In the sociopath, his environment did not give any love or approval that was consistent in terms of his developing a morality, and it was most likely abusive so that he had to make out the best he could for himself. His peer group reinforced approval for survival behavior by making him a hero if he can be the bully. (Mazor growing up in an environment that approved of Tammany Hall politics, though they admitted the corruption, fits the development of this kind of personality.)

Theoretically, this kind of person has not the early development of trust that is supposed to take place when the child finds that he can trust the mother to meet his needs and reassure him. He later trusts no one. He is even afraid to trust someone because that opens up all the vulnerabilities that he has learned can get you killed, hurt or misused. Therefore being nice to him may not help.

How he would respond to this type of environment is hard to say. Maybe an environment that is so startlingly different to the one that hurt him or developed him might impress him but it is hard to say.
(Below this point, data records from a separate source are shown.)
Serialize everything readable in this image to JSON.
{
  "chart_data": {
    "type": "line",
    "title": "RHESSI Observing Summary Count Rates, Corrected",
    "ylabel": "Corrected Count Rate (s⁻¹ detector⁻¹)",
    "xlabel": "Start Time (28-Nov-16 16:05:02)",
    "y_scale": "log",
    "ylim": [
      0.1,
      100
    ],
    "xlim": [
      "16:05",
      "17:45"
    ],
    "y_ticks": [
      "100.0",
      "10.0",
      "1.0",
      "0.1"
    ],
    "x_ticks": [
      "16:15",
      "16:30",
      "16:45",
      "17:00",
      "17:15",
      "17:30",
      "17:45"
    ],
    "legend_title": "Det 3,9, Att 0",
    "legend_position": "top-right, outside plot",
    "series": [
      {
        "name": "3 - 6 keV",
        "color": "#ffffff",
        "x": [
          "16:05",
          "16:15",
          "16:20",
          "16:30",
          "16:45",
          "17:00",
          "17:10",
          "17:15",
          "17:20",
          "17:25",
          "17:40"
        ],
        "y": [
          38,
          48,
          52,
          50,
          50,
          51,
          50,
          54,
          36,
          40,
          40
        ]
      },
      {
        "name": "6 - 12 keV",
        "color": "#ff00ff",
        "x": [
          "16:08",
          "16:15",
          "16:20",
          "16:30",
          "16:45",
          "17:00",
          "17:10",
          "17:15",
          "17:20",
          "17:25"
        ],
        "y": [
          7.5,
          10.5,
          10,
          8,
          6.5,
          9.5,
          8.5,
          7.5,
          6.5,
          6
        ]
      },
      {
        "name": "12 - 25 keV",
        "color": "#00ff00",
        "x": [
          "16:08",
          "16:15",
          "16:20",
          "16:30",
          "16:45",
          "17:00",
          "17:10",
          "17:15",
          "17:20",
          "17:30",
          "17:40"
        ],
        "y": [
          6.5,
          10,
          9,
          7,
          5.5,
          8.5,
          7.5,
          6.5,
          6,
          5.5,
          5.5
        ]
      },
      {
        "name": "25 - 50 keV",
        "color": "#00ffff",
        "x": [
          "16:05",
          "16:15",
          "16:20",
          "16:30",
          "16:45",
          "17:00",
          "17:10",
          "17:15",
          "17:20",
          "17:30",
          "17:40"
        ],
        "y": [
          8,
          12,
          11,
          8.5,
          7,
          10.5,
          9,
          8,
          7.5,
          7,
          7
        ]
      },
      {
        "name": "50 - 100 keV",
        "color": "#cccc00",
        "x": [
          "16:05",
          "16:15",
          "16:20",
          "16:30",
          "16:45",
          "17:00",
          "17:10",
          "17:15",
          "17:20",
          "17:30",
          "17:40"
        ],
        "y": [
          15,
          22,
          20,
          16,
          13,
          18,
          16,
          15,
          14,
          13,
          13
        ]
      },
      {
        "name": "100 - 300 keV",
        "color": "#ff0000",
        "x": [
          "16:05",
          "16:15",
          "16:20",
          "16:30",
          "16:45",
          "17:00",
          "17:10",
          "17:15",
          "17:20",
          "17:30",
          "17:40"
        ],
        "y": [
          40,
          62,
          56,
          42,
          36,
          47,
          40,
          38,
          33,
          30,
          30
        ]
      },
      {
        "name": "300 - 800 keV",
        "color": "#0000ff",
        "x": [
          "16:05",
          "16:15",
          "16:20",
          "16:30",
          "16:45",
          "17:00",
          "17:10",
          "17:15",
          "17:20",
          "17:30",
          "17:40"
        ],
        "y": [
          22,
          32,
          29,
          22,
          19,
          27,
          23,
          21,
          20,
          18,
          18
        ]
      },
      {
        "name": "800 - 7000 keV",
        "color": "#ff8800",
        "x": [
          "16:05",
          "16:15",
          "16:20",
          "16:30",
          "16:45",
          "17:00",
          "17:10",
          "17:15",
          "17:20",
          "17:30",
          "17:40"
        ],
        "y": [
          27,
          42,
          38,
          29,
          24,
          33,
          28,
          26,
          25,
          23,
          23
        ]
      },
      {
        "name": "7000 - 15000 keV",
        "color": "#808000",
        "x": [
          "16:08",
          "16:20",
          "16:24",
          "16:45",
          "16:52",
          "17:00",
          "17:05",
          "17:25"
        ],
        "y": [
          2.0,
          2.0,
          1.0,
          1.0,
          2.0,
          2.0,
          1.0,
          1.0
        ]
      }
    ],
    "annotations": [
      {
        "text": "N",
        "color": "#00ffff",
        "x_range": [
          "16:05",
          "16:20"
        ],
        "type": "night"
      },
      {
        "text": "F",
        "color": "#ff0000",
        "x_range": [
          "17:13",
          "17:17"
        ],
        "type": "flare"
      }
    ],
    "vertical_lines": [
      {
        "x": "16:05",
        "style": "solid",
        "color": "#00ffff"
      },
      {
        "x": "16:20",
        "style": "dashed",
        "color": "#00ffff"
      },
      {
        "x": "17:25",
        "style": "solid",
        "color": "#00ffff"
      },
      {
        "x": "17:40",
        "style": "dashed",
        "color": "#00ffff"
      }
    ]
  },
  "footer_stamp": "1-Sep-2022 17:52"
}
The question is whether a person like this at the age of 40 some years which I gather he is, his tired enough of the dog-eat-dog world to have an open mind to us. He seems to like to play the game. His conversations of what he said to someone show that he feels he can put out con people (like John Maher who is super-con). If we act very impressed with his abilities, it might soften him so he can be a big hero. But it looks like he’ll sell out to the highest bidder. He said that stealing children is his business and if Grace have paid him, he would have brought in a helicopter with guns and men and take John in the open field. Maybe we need to let him know that we will give him money not to take John. Why Grace didn’t do that is a mystery as Mazor since she paid Haas more than she would have paid him to steal the child.